The training was sponsored by the Connecticut Alliance to Benefit Law Enforcement, a non-profit education and research consortium created to better equip law enforcement agencies with the training and tools to more effectively serve their communities. The week-long training was intense with an in-depth examination of the stigma of mental illness, the new criteria for emergency transport and committal, the newest drugs used to treat disorders, the vast network of resources available, addiction challenges, engaging children with special needs, and patient confidentiality. But perhaps the most relevant aspect, was a deep dive into better understanding mood, thought, personality, cognitive, and anxiety disorders. As an example, officers learned how to quickly spot the difference between a bi-polar patient versus a schizophrenic one, and how anxiety disorders like OCD, PTSD, and panic disorders differ from each other. Once a condition was identified, instructors then discussed the best techniques to quickly diffuse a potentially high-risk situation based on the nuances within each classification. Officers were also coached on how to ensure that the families are taken care of.
Recently Officers Newkirchen and Siraco went to the residence of an elderly couple who were victims of a home invasion.
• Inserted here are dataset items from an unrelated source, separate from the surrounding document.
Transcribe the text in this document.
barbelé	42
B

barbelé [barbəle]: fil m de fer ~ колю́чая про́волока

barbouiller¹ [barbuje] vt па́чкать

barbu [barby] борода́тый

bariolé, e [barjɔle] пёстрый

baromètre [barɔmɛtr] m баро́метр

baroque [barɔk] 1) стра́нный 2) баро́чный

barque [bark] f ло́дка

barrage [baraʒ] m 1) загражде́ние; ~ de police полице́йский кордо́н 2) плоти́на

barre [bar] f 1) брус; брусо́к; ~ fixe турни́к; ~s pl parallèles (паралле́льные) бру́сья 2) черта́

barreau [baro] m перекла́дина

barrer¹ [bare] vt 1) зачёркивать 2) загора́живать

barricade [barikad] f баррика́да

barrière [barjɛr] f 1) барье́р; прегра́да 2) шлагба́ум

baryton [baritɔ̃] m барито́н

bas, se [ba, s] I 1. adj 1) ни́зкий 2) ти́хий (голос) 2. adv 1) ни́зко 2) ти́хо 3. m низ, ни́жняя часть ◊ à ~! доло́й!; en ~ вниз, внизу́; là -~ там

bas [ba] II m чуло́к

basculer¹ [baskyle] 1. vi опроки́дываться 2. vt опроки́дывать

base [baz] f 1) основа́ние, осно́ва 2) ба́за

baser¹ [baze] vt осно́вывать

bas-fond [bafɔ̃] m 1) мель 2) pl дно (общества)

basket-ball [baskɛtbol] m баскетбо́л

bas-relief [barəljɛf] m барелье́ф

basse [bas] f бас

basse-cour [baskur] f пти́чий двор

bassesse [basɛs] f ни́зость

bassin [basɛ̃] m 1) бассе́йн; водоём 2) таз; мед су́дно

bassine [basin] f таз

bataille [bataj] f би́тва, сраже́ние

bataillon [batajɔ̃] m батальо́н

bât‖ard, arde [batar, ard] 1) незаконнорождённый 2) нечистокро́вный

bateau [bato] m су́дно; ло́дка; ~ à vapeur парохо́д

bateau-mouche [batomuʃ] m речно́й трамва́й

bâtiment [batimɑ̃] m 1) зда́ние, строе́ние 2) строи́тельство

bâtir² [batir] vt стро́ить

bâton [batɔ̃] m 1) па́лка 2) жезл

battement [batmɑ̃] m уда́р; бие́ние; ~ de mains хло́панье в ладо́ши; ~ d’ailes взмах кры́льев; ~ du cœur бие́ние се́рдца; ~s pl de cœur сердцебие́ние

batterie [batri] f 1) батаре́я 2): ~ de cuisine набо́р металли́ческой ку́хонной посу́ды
Here, Siraco and I listened to the couple recant their experiences , and as part of our response we put them in touch with patrol officers assigned to their area for added piece of mind. We also met with neighbors to make them aware of the elderly couple’s situation and put them in contact with the Fairfield Senior Center for ongoing emotional support.
Fairfield Police Administrators are quick to point out that this training is in no way meant to replace existing approaches, but rather to enhance them. They also point out that all officers receive specialized training in this area at the police academy as a requirement for graduation, but the CIT training really takes things to the next level. When deciding whether to become part of this new initiative, the Fairfield Police had four specific goals in mind: Learn how to best deal with people suffering from deep emotional crisis in the field by effectively lowering the danger levels; Leverage the vast resources available to both patients and their families (ie. National Alliance on Mental Illness, Greater Bridgeport Community Mental Health Center, etc); Be able to network and share best practices across other police agencies; And become familiar with citizens who have existing needs and frequently reach out for help within the Fairfield emergency services community. Based on what these officers went through, it seems all of these criteria have been met.
According to Captain Don Smith, “The training these officers have received will enhance their ability to deal with situations involving persons in crisis as well as benefit the community as a whole and give the Fairfield Police Department another tool to help us meet our mission of ‘Making Fairfield Safer’”. It also appears to be right in line with Chief Gary MacNamara’s new vision which includes constantly challenging the department to be better as it strives to be an example for other police agencies. Specifically, the importance of evolving and adapting when delivering the best possible police services to the citizens of Fairfield and ultimately protecting the town.